Although FT admitted that President Buhari is honest and humble, traits in short supply in the self-enriching world of Nigerian politics, the newspaper however added that the Buhari’s presidency so far has been a triumph of reality over spin.
That has been brutally underlined in the past two months as the Nigerian president has languished in London receiving treatment for a mystery illness.
After seven weeks and one day out of action, Buhari stepped gingerly down the steps of his aircraft and back on to Nigerian soil on Friday, March 10.
He had the good humour to joke that he had arrived that day so he could continue to restover the weekend before restarting his presidential duties on Monday.
Yet such are the complexities of Nigerian politics — not to mention the seeming, if undisclosed, gravity of Buhari’s condition — that it is not clear how much governing he will be able to do.
Only hours before he arrived back from his lengthy absence, the electoral commission fired the starting gun on the next election by announcing the date of the 2019 presidential poll,already less than two years away.
After a ponderous period in office and with the as-yet-unacknowledged reality that Buhari is unlikely to run for a second term, the danger is that the next weeks and months will be consumed by political intrigue rather than the business of running the country. And Nigeria is in desperate need of being run.

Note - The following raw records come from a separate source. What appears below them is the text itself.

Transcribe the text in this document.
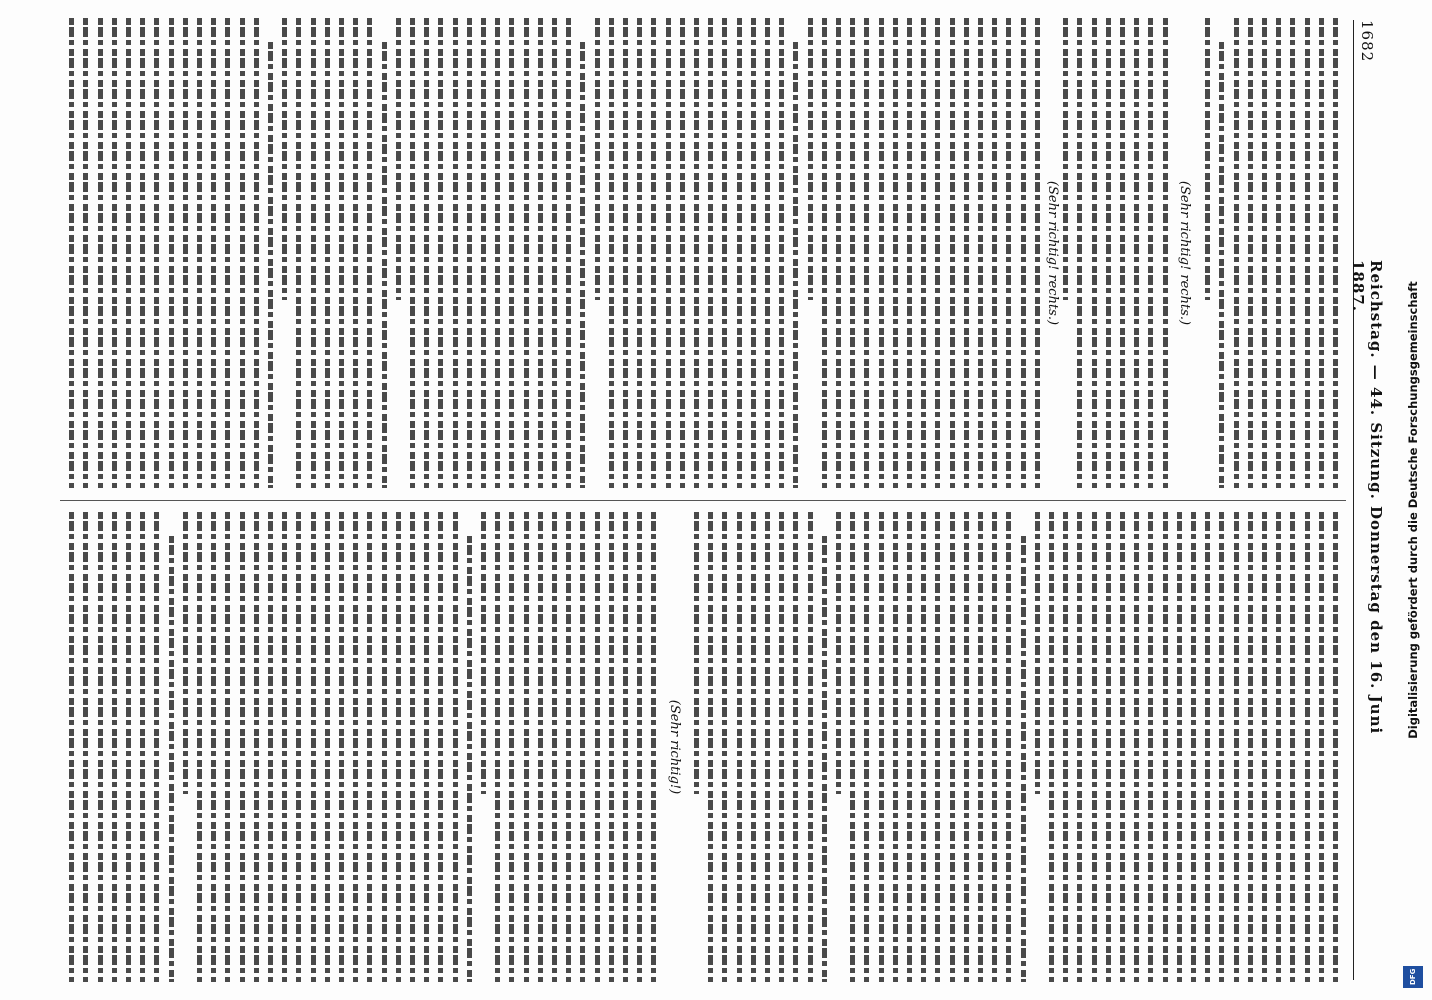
1682
Reichstag. — 44. Sitzung. Donnerstag den 16. Juni 1887.
(Sehr richtig! rechts.)
(Sehr richtig! rechts.)
(Sehr richtig!)
Digitalisierung gefördert durch die Deutsche Forschungsgemeinschaft
DFG
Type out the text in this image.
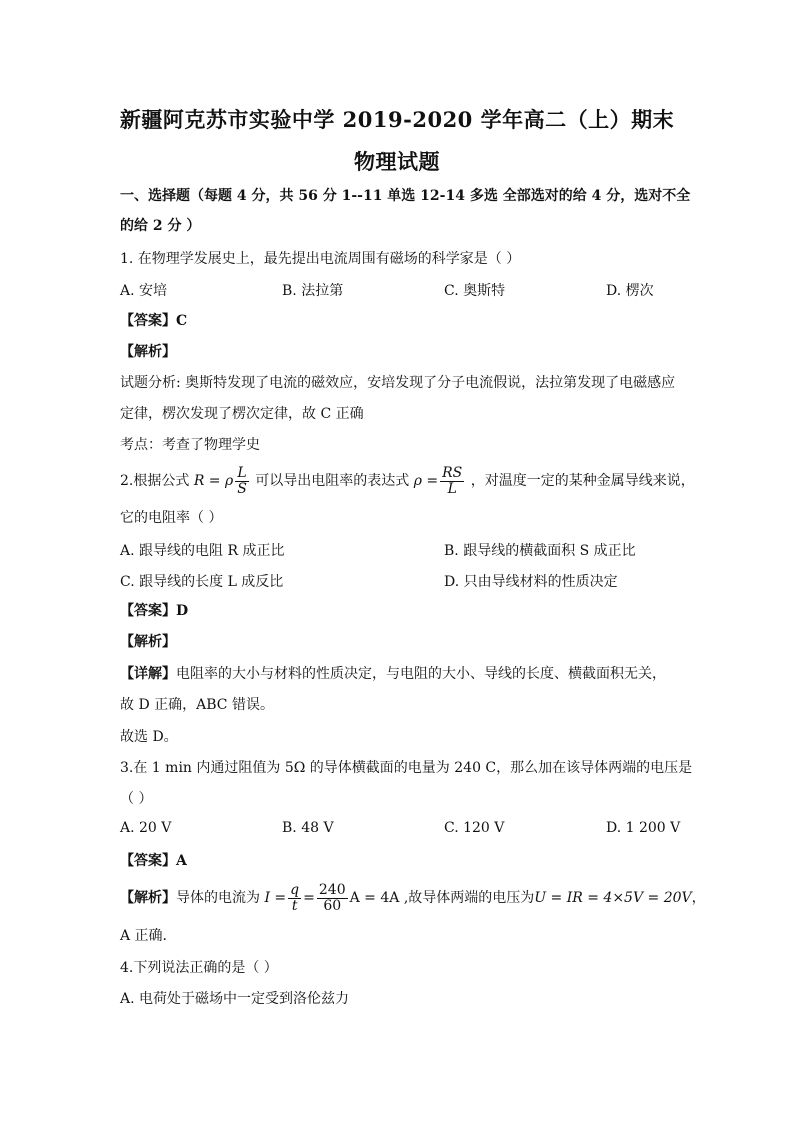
新疆阿克苏市实验中学 2019-2020 学年高二（上）期末
物理试题
一、选择题（每题 4 分，共 56 分 1--11 单选 12-14 多选 全部选对的给 4 分，选对不全
的给 2 分 ）
1. 在物理学发展史上，最先提出电流周围有磁场的科学家是（ ）
A. 安培	B. 法拉第	C. 奥斯特	D. 楞次
【答案】C
【解析】
试题分析: 奥斯特发现了电流的磁效应，安培发现了分子电流假说，法拉第发现了电磁感应
定律，楞次发现了楞次定律，故 C 正确
考点：考查了物理学史
2.根据公式 R = ρ $\frac{L}{S}$ 可以导出电阻率的表达式 $\rho = \frac{RS}{L}$ ，对温度一定的某种金属导线来说，
它的电阻率（ ）
A. 跟导线的电阻 R 成正比	B. 跟导线的横截面积 S 成正比
C. 跟导线的长度 L 成反比	D. 只由导线材料的性质决定
【答案】D
【解析】
【详解】电阻率的大小与材料的性质决定，与电阻的大小、导线的长度、横截面积无关，
故 D 正确，ABC 错误。
故选 D。
3.在 1 min 内通过阻值为 5Ω 的导体横截面的电量为 240 C，那么加在该导体两端的电压是
（ ）
A. 20 V	B. 48 V	C. 120 V	D. 1 200 V
【答案】A
【解析】导体的电流为 $I = \frac{q}{t} = \frac{240}{60}$ A = 4A ,故导体两端的电压为U = IR = 4×5V = 20V，
A 正确．
4.下列说法正确的是（ ）
A. 电荷处于磁场中一定受到洛伦兹力
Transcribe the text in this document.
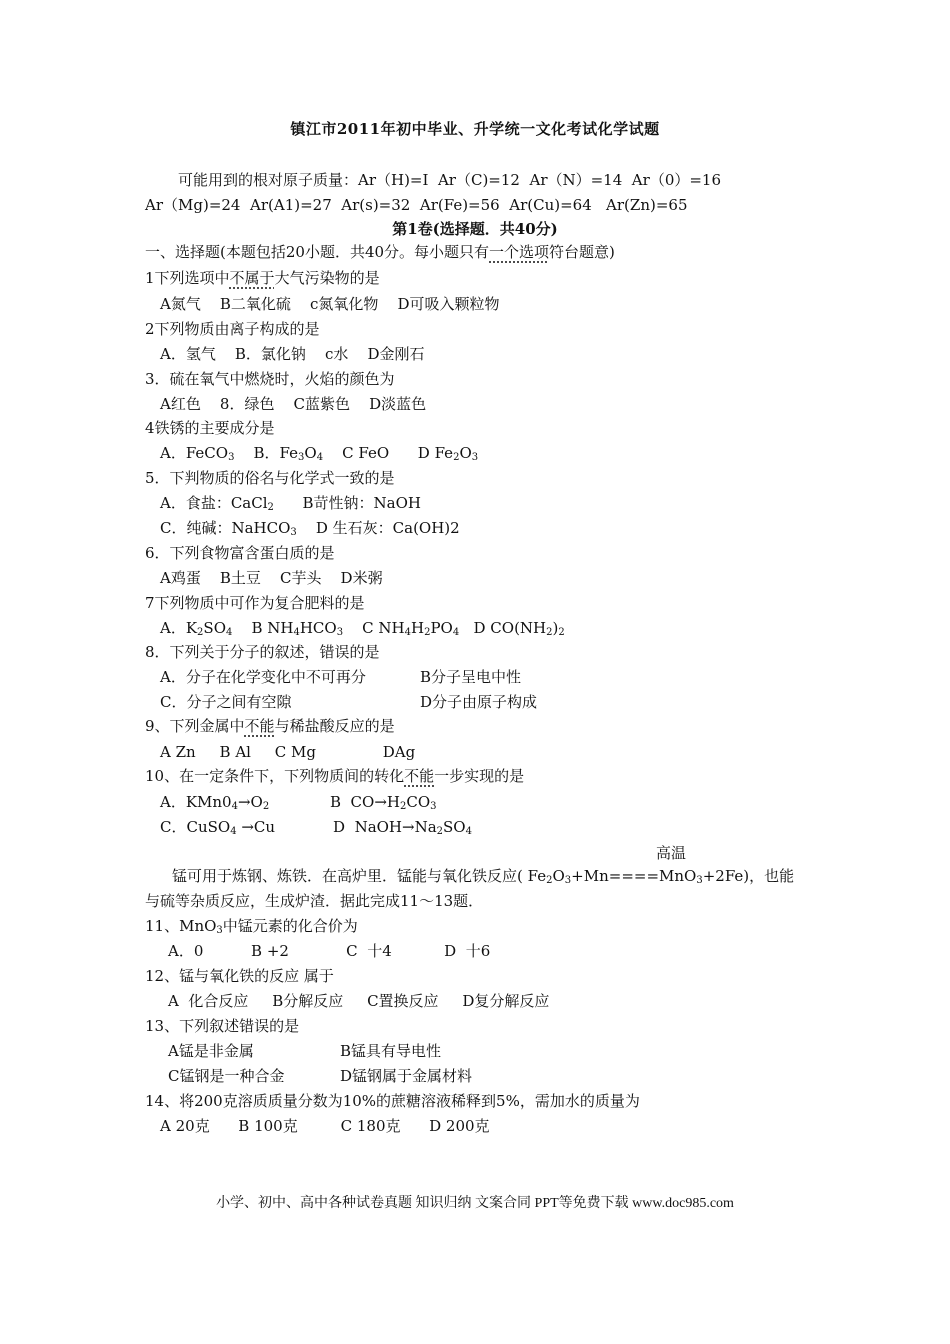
镇江市2011年初中毕业、升学统一文化考试化学试题
可能用到的根对原子质量：Ar（H)=I  Ar（C)=12  Ar（N）=14  Ar（0）=16
Ar（Mg)=24  Ar(A1)=27  Ar(s)=32  Ar(Fe)=56  Ar(Cu)=64   Ar(Zn)=65
第1卷(选择题．共40分)
一、选择题(本题包括20小题．共40分。每小题只有一个选项符台题意)
1下列选项中不属于大气污染物的是
A氮气    B二氧化硫    c氮氧化物    D可吸入颗粒物
2下列物质由离子构成的是
A．氢气    B．氯化钠    c水    D金刚石
3．硫在氧气中燃烧时，火焰的颜色为
A红色    8．绿色    C蓝紫色    D淡蓝色
4铁锈的主要成分是
A．FeCO$_3$ B．$Fe_3O_4$ C FeO D $Fe_2O_3$
5．下判物质的俗名与化学式一致的是
A．食盐：CaCl$_2$ B苛性钠：NaOH
C．纯碱：NaHCO$_3$ D 生石灰：Ca(OH)2
6．下列食物富含蛋白质的是
A鸡蛋    B土豆    C芋头    D米粥
7下列物质中可作为复合肥料的是
A．$K_2SO_4$ B $NH_4HCO_3$ C $NH_4H_2PO_4$ D $CO(NH_2)_2$
8．下列关于分子的叙述，错误的是
A．分子在化学变化中不可再分	B分子呈电中性
C．分子之间有空隙	D分子由原子构成
9、下列金属中不能与稀盐酸反应的是
A Zn     B Al     C Mg              DAg
10、在一定条件下，下列物质间的转化不能一步实现的是
A．$KMn0_4\to O_2$	B  $CO\to H_2CO_3$
C．CuSO$_4$ →Cu	D  $NaOH\to Na_2SO_4$
高温
锰可用于炼钢、炼铁．在高炉里．锰能与氧化铁反应( $Fe_2O_3+Mn====MnO_3+2Fe$)，也能
与硫等杂质反应，生成炉渣．据此完成11～13题．
11、MnO$_3$中锰元素的化合价为
A．0          B +2            C  十4           D  十6
12、锰与氧化铁的反应 属于
A  化合反应     B分解反应     C置换反应     D复分解反应
13、下列叙述错误的是
A锰是非金属	B锰具有导电性
C锰钢是一种合金	D锰钢属于金属材料
14、将200克溶质质量分数为10%的蔗糖溶液稀释到5%，需加水的质量为
A 20克      B 100克         C 180克      D 200克
小学、初中、高中各种试卷真题 知识归纳 文案合同 PPT等免费下载 www.doc985.com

It faces its worst economic crisis in 25 years as weak oil prices expose the reality of politicians’ utter dependence on oil revenue — both to govern and to line their own pockets.
Buhari has struggled to make sense of the economy, partly because his ideas were formed in a different era when the enemy was the International Monetary Fund and partly because he lacks coherent proposals. The irony is that the president’s extended London sojourn has revealed what can be done.
In his absence, the self-effacing vice-president, Yemi Osinbajo, has injected real energy into policymaking. During his time in charge, some progress was made towards a coherent foreign exchange policy, without which nothing much else can get started.
Under him, too, the government issued a promising — if necessarily wish-list-heavy — economic recovery document. Osinbajo has held lengthy cabinet meetings, something to which Buhari has displayed scant interest, as well as showing his face around the country, including in the troubled Delta region.